Last night, Daytrotter celebrated another milestone, its 5,000th session with indie rockers Built to Spill. We caught up with Moeller in light of the achievement to talk about what keeps Daytrotter going after nearly a decade in business.

Paste: What’s your timeline or recording schedule like these days?
Sean Moeller: We’re working every day. We do the majority of things in Rock Island, but we have auxiliary studios in other spots: London, Nashville, San Francisco and Austin. So all told, we probably record about 80 to 100 sessions a month.

Paste: At this point, having so many sessions under your belt, how do you keep things fresh?
Moeller: I think that’s kind of the easiest thing. There are so many bands doing this. I’m finding things that I like on a daily basis. And I think that now, having done this thing for nine years, a lot of people have kind of grown up with Daytrotter, which is a weird mind scrambler for me.

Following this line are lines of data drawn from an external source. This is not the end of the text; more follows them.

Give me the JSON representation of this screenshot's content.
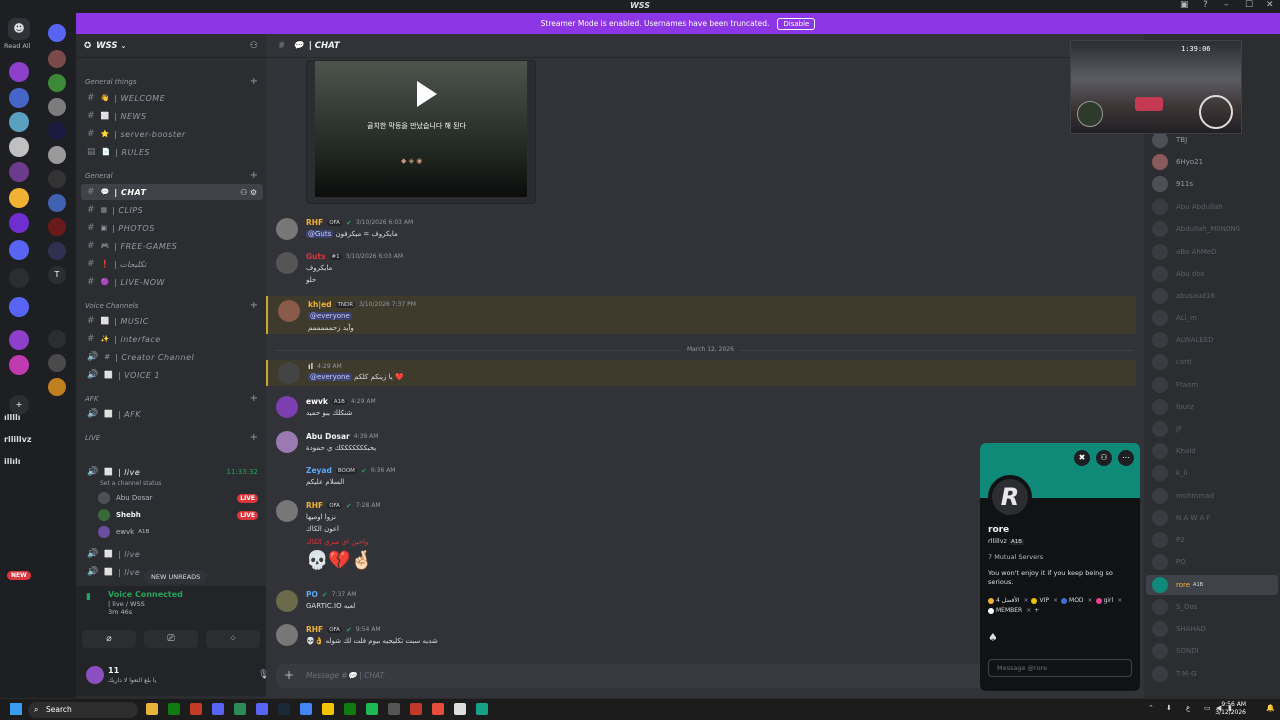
{
  "window": {
    "title": "WSS",
    "minimize": "–",
    "maximize": "☐",
    "close": "✕"
  },
  "banner": {
    "text": "Streamer Mode is enabled. Usernames have been truncated.",
    "button": "Disable"
  },
  "rail": {
    "read_all": "Read All"
  },
  "guild": {
    "name": "WSS"
  },
  "categories": [
    {
      "label": "General things"
    },
    {
      "label": "General"
    },
    {
      "label": "Voice Channels"
    },
    {
      "label": "AFK"
    },
    {
      "label": "LIVE"
    }
  ],
  "channels": {
    "welcome": "| WELCOME",
    "news": "| NEWS",
    "booster": "| server-booster",
    "rules": "| RULES",
    "chat": "| CHAT",
    "clips": "| CLIPS",
    "photos": "| PHOTOS",
    "free_games": "| FREE-GAMES",
    "arabic": "| تكليجات",
    "live_now": "| LIVE-NOW",
    "music": "| MUSIC",
    "interface": "| interface",
    "creator": "| Creator Channel",
    "voice1": "| VOICE 1",
    "afk": "| AFK",
    "live1": "| live",
    "live2": "| live",
    "live3": "| live"
  },
  "live_channel": {
    "status": "Set a channel status",
    "timer": "11:33:32"
  },
  "live_users": [
    {
      "name": "Abu Dosar",
      "badge": "LIVE"
    },
    {
      "name": "Shebh",
      "badge": "LIVE"
    },
    {
      "name": "ewvk",
      "tag": "A1B"
    }
  ],
  "new_unreads": "NEW UNREADS",
  "new_badge": "NEW",
  "voice_panel": {
    "title": "Voice Connected",
    "channel": "| live / WSS",
    "time": "3m 46s"
  },
  "user_panel": {
    "name": "11",
    "status": "يا بلغ النعوا لا داريك"
  },
  "chat": {
    "channel": "| CHAT",
    "video_text": "골치한 막등을 만났습니다 해 된다",
    "date_divider": "March 12, 2026",
    "composer_placeholder": "Message #💬 | CHAT"
  },
  "messages": [
    {
      "author": "RHF",
      "tag": "OFA",
      "time": "3/10/2026 6:03 AM",
      "mention": "@Guts",
      "text": "مايكروف = ميكرفون",
      "color": "#f0b232"
    },
    {
      "author": "Guts",
      "tag": "#1",
      "time": "3/10/2026 6:03 AM",
      "line1": "مايكروف",
      "line2": "حلو",
      "color": "#da373c"
    },
    {
      "author": "kh|ed",
      "tag": "TNDR",
      "time": "3/10/2026 7:37 PM",
      "mention": "@everyone",
      "text": "وآيد زحمممممم",
      "color": "#f0b232"
    },
    {
      "author": "ıl",
      "time": "4:29 AM",
      "mention": "@everyone",
      "text": "يا زينكم كلكم ❤️"
    },
    {
      "author": "ewvk",
      "tag": "A1B",
      "time": "4:29 AM",
      "text": "شنكلك يبو حميد",
      "color": "#ffffff"
    },
    {
      "author": "Abu Dosar",
      "time": "4:39 AM",
      "text": "يحبكككككككك ي حمودة",
      "color": "#f2f3f5"
    },
    {
      "author": "Zeyad",
      "tag": "BOOM",
      "time": "6:36 AM",
      "text": "السلام عليكم",
      "color": "#5ba7f5"
    },
    {
      "author": "RHF",
      "tag": "OFA",
      "time": "7:28 AM",
      "line1": "نزوا اوميها",
      "line2": "اعون الكاك",
      "line3": "واحين اي سري الكاك",
      "emoji": "💀💔🤞🏻",
      "color": "#f0b232"
    },
    {
      "author": "PO",
      "time": "7:37 AM",
      "text": "GARTIC.IO لعبه",
      "color": "#5ba7f5"
    },
    {
      "author": "RHF",
      "tag": "OFA",
      "time": "9:54 AM",
      "text": "💀👌 شديه سبت تكليجيه بيوم فلت لك شوله",
      "color": "#f0b232"
    }
  ],
  "members": [
    {
      "name": "TBJ"
    },
    {
      "name": "6Hyo21"
    },
    {
      "name": "911s"
    },
    {
      "name": "Abu Abdullah"
    },
    {
      "name": "Abdullah_M0N0N0"
    },
    {
      "name": "aBo AhMeD"
    },
    {
      "name": "Abu dos"
    },
    {
      "name": "abusaud16"
    },
    {
      "name": "ALi_m"
    },
    {
      "name": "ALWALEED"
    },
    {
      "name": "carti"
    },
    {
      "name": "Ftaom"
    },
    {
      "name": "fourz"
    },
    {
      "name": "JF"
    },
    {
      "name": "Khald"
    },
    {
      "name": "k_li"
    },
    {
      "name": "mohmmad"
    },
    {
      "name": "N A W A F"
    },
    {
      "name": "P2"
    },
    {
      "name": "PO"
    },
    {
      "name": "rore",
      "tag": "A1B"
    },
    {
      "name": "S_Oos"
    },
    {
      "name": "SHAHAD"
    },
    {
      "name": "SONDI"
    },
    {
      "name": "T-M-G"
    }
  ],
  "stream_overlay": {
    "clock": "1:39:06"
  },
  "profile": {
    "display_name": "rore",
    "username": "rllillvz",
    "tag": "A1B",
    "mutual": "7 Mutual Servers",
    "bio": "You won't enjoy it if you keep being so serious.",
    "roles": [
      {
        "name": "الأفضل 4",
        "color": "#f0b232"
      },
      {
        "name": "VIP",
        "color": "#f0c400"
      },
      {
        "name": "MOD",
        "color": "#3e70dd"
      },
      {
        "name": "girl",
        "color": "#eb459e"
      },
      {
        "name": "MEMBER",
        "color": "#ffffff"
      }
    ],
    "message_placeholder": "Message @rore"
  },
  "taskbar": {
    "search": "Search",
    "time": "9:56 AM",
    "date": "3/12/2026"
  }
}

That means that if somebody’s 25 now and three or four years out of college, they were actually a freshman or sophomore in high school when we started this.

Paste: Your goal with Daytrotter from the beginning has always been to find great music that you love and show that music to other people. Has that goal changed or expanded at all over the years?
Moeller: I think it’s really just expanded. My favorite thing is still finding somebody that I listen to and immediately am drawn into them, and giving either an out-loud sort of outburst, like “How the fuck don’t people know this person?” or just getting excited that I did find them. It’s exciting for me to find something and immediately write them or reach out to them and say, “Hey, I love your music. When can we get you to Rock Island?” And to get those responses back from a lot of people, it just turns out more and more frequently these days that they’re also fans of what we do and that they’re ecstatic to have caught our ear. We have the capability to record a lot of people and to do a lot of work, and that in turn helps a lot more people.

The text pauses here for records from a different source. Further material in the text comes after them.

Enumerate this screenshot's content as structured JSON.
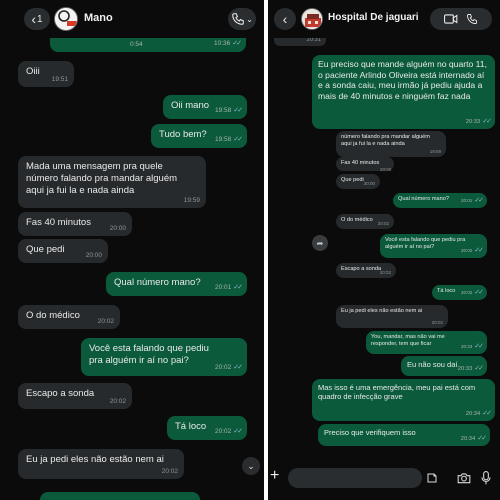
{
  "left_chat": {
    "back_count": "1",
    "avatar_text": "R COR",
    "contact_name": "Mano",
    "top_partial": {
      "time1": "0:54",
      "time2": "10:36"
    },
    "messages": [
      {
        "text": "Oiii",
        "time": "19:51",
        "dir": "in"
      },
      {
        "text": "Oii mano",
        "time": "19:58",
        "dir": "out"
      },
      {
        "text": "Tudo bem?",
        "time": "19:58",
        "dir": "out"
      },
      {
        "text": "Mada uma mensagem pra quele número falando pra mandar alguém aqui ja fui la e nada ainda",
        "time": "19:59",
        "dir": "in"
      },
      {
        "text": "Fas 40 minutos",
        "time": "20:00",
        "dir": "in"
      },
      {
        "text": "Que  pedi",
        "time": "20:00",
        "dir": "in"
      },
      {
        "text": "Qual número mano?",
        "time": "20:01",
        "dir": "out"
      },
      {
        "text": "O do médico",
        "time": "20:02",
        "dir": "in"
      },
      {
        "text": "Você esta falando que pediu pra alguém ir aí no pai?",
        "time": "20:02",
        "dir": "out"
      },
      {
        "text": "Escapo a sonda",
        "time": "20:02",
        "dir": "in"
      },
      {
        "text": "Tá loco",
        "time": "20:02",
        "dir": "out"
      },
      {
        "text": "Eu ja pedi eles não estão  nem ai",
        "time": "20:02",
        "dir": "in"
      }
    ]
  },
  "right_chat": {
    "contact_name": "Hospital De jaguari",
    "top_time": "20:31",
    "input_placeholder": "",
    "messages": [
      {
        "text": "Eu preciso que mande alguém no quarto 11, o paciente Arlindo Oliveira está internado aí e a sonda caiu, meu irmão já pediu ajuda a mais de 40 minutos e ninguém faz nada",
        "time": "20:33",
        "dir": "out"
      },
      {
        "text": "número falando pra mandar alguém aqui ja fui la e nada ainda",
        "time": "19:59",
        "dir": "in"
      },
      {
        "text": "Fas 40 minutos",
        "time": "20:00",
        "dir": "in"
      },
      {
        "text": "Que  pedi",
        "time": "20:00",
        "dir": "in"
      },
      {
        "text": "Qual número mano?",
        "time": "20:01",
        "dir": "out"
      },
      {
        "text": "O do médico",
        "time": "20:02",
        "dir": "in"
      },
      {
        "text": "Você esta falando que pediu pra alguém ir aí no pai?",
        "time": "20:02",
        "dir": "out"
      },
      {
        "text": "Escapo a sonda",
        "time": "20:02",
        "dir": "in"
      },
      {
        "text": "Tá loco",
        "time": "20:02",
        "dir": "out"
      },
      {
        "text": "Eu ja pedi eles não estão  nem ai",
        "time": "20:02",
        "dir": "in"
      },
      {
        "text": "You, mandar, mas não vai me responder, tem que ficar",
        "time": "20:33",
        "dir": "out"
      },
      {
        "text": "Eu não sou daí",
        "time": "20:33",
        "dir": "out"
      },
      {
        "text": "Mas isso é uma emergência, meu pai está com quadro de infecção grave",
        "time": "20:34",
        "dir": "out"
      },
      {
        "text": "Preciso que verifiquem isso",
        "time": "20:34",
        "dir": "out"
      }
    ]
  },
  "icons": {
    "back": "chevron-left-icon",
    "call": "phone-icon",
    "video": "video-icon",
    "scroll": "chevron-down-icon",
    "forward": "forward-icon",
    "plus": "plus-icon",
    "sticker": "sticker-icon",
    "camera": "camera-icon",
    "mic": "microphone-icon"
  },
  "colors": {
    "background": "#0b0b0b",
    "incoming_bubble": "#262a2c",
    "outgoing_bubble": "#0a5a3b",
    "read_ticks": "#8fb6c8"
  }
}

Paste: What’s it like going from recording some relatively unknown bands to one of the artists you have in your legends section, like Carly Simon or Aimee Mann?
Moeller: We treat everything the same. Everybody gets the same amount of time in the studio. It’s usually two hours from when they get here to when they leave. I think when you start treating people differently, that’s when it kind of goes strange. We’ve always just looked at it as you’re another artist, and that’s not necessarily downplaying somebody that has earned a little bit more of a stature. Everybody is on even footing when they come to Daytrotter. They’re gonna come up the stairs just like everybody else, see the gear that’s available for them to play on and they’re gonna have two hours. I think there’s a simple sort of beautifulness in that.

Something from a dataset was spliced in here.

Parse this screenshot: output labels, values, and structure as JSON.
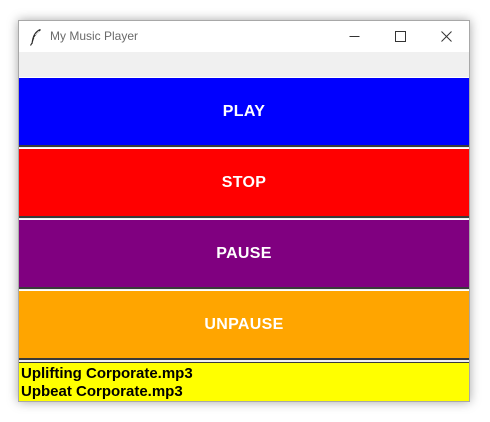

Paste: You don’t really adopt the mindset of a lot of media publications when it comes to being the “first” to show somebody something, because realistically you can’t prove who was the first. Did you guys view yourself as contrarian when you started Daytrotter?
Moeller: I don’t think so. When we started Daytrotter, there were fewer things like it out there. Now there are lots of sites that do sessions and bring people in to shoot video or audio. At the time, I didn’t really think we were being contrarian. There was no need to make any wild boasts. There was no reason to have any huge slogans or mission statements. Plenty of people know about plenty of bands. If we’re able to chronicle somebody that’s great, that’s really all that should matter. I’ve always looked at Daytrotter as more for the common people, rather than just for the people that wear tight jeans and have a different mind frame. We’re just trying to bring the best stuff that we can showcase.

Paste: For one guy doing all the artist write-ups on Daytrotter’s website, you’re pretty prolific. How long does it take per artist?
Moeller: It really depends. I had to cut back quite a lot. I just felt I wasn’t doing it justice anymore. It was just really time-consuming. I’d like to do more of it, but at the same time, I sort of take stock in what I’m really great at. It’s better to arrange for [an artist] to come and visit us than to spend hours and hours working on an essay, when I could be helping somebody in more of a tangible and meaningful way.

Paste: How did you start writing “Straight from the Horse’s Mouth” for Paste?
Moeller: Josh just asked me to, and that’s actually been great because it’s sort of replaced doing the hardcore writing for Daytrotter with doing more snippet sort of things for Paste. I’ve had a lot of fun submitting those every week and providing a snapshot of what we’ve been doing.